Abstract
Silent Speech Interface (SSI) is just a novel member in Brain-Computer Interface (BCI) family, which relies on decoding the speech-related bio signal activities or articulator motions. It makes recognition or synthesis on data from articulators collected using a variety of sensors. Research on SSI is now an active inter-disciplinal field, combining neuroscience, computer science and engineering. This review presents current the advances and critical issues in the development of SSI. Relevant methods, practices and challenges are also included.
Keywords: Silent Speech Interface; Bio signal Activities; Articulator Motions
Abbreviations: SSI: Silent Speech Interface; BCI: Brain-Computer Interface; EMG: Electromyography; HMM: Hidden Markov Model; DTW: Dynamic Time Warping; LDA: Linear Discriminant Analysis
Introduction
Acoustic speech is the most common and comfortable communication method among humans. Starting from the brain, acoustic signals are produced by the synergistic work of vocal organs such as lung, larynx and throat. Bio signals and articulatory activities are along with these physiological processes and have turned out to be potential to interpret the speech production [1]. One of the typical methods is to make use of such speech-related bio signal or articulatory motion as an alternative way for speech recognition. Differing from conventional Brain-Computer Interface (BCI) which directly decoding cortical brain activity, the Silent Speech Interface (SSI) always uses the neuromuscular or articulator activities to indirectly trace back to the neural information [2,3]. As a relatively novel way of BCI, SSI has advantages in implementation and application. Compared with conventional BCI, this technology requires fewer channel signals and the signal detection is much more convenient due to data usually recorded on muscle surface or via a non-contact way [4]. SSI has unique advantages in comparison with speech interface as well. It mostly only depends on the relevant electrophysiology activities and will not be interfered by ambient noises, so it works well in noisy condition. Secondly, as SSI does not need to be emitted voice, so privacy of communication can be guaranteed, and will not interact with surrounding people, especially in public area. Finally, SSI is an excellent choice to help people with speech disabilities (i.e., laryngectomy or dumb patients) or to language training [1,5,6]. Figure 1 shows the overall diagram of SSI, from data acquisition to the final applications.
Data Acquisition
Some techniques have been employed to capture different speech-related bio signals, including articulatory and muscular activity. Articulatory movements (i.e., lip or tongue) usually come with vocal or whisper speech [7]. The popular one is relevant with neuromuscular activities, regardless of vocal or silent speech [5]. Measuring the motion of articulators, imaging and surface sensing are two common methods used in SSI. Video and ultrasound imaging can record the activities of visible or invisible speech articulators straightforward [8]. Because of its good safety and temporal resolution, imaging is well adopted to vocal tract and analysis under certain clinical conditions. Vibration or magnetic sensors used to capture the articulatory activity cause less signal crosstalk in multichannel systems and require less treatment on skin surface [7-9]. However, moving articulators do not work well in purely silent speech.

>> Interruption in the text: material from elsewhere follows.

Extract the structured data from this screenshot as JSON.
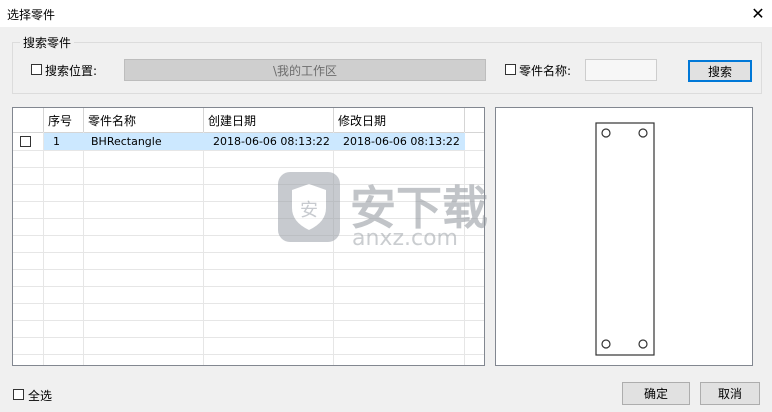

Both invasive and noninvasive ways have been used to record muscular activity, which is usually called Electromyography (EMG) [1]. Needle electrodes are inserted into muscle tissues and obtains high quality EMG with excellent spatial and temporal resolution invasively. So the medical expertise is required, and it is unsuitable for frequent use. Noninvasive EMG sensors are more popular for SSI. In accessible areas, always face and around, surface electrodes are placed on particular muscles or some designated grids to obtain surface EMG (sEMG) data [10-12]. Due to the skin and tissue between the electrodes and muscles, the signals measured are actually represented the signal mixed from several muscles. Although the signal quality is relatively poor, it is still a preferred implementation because of the convenience and hygiene in use.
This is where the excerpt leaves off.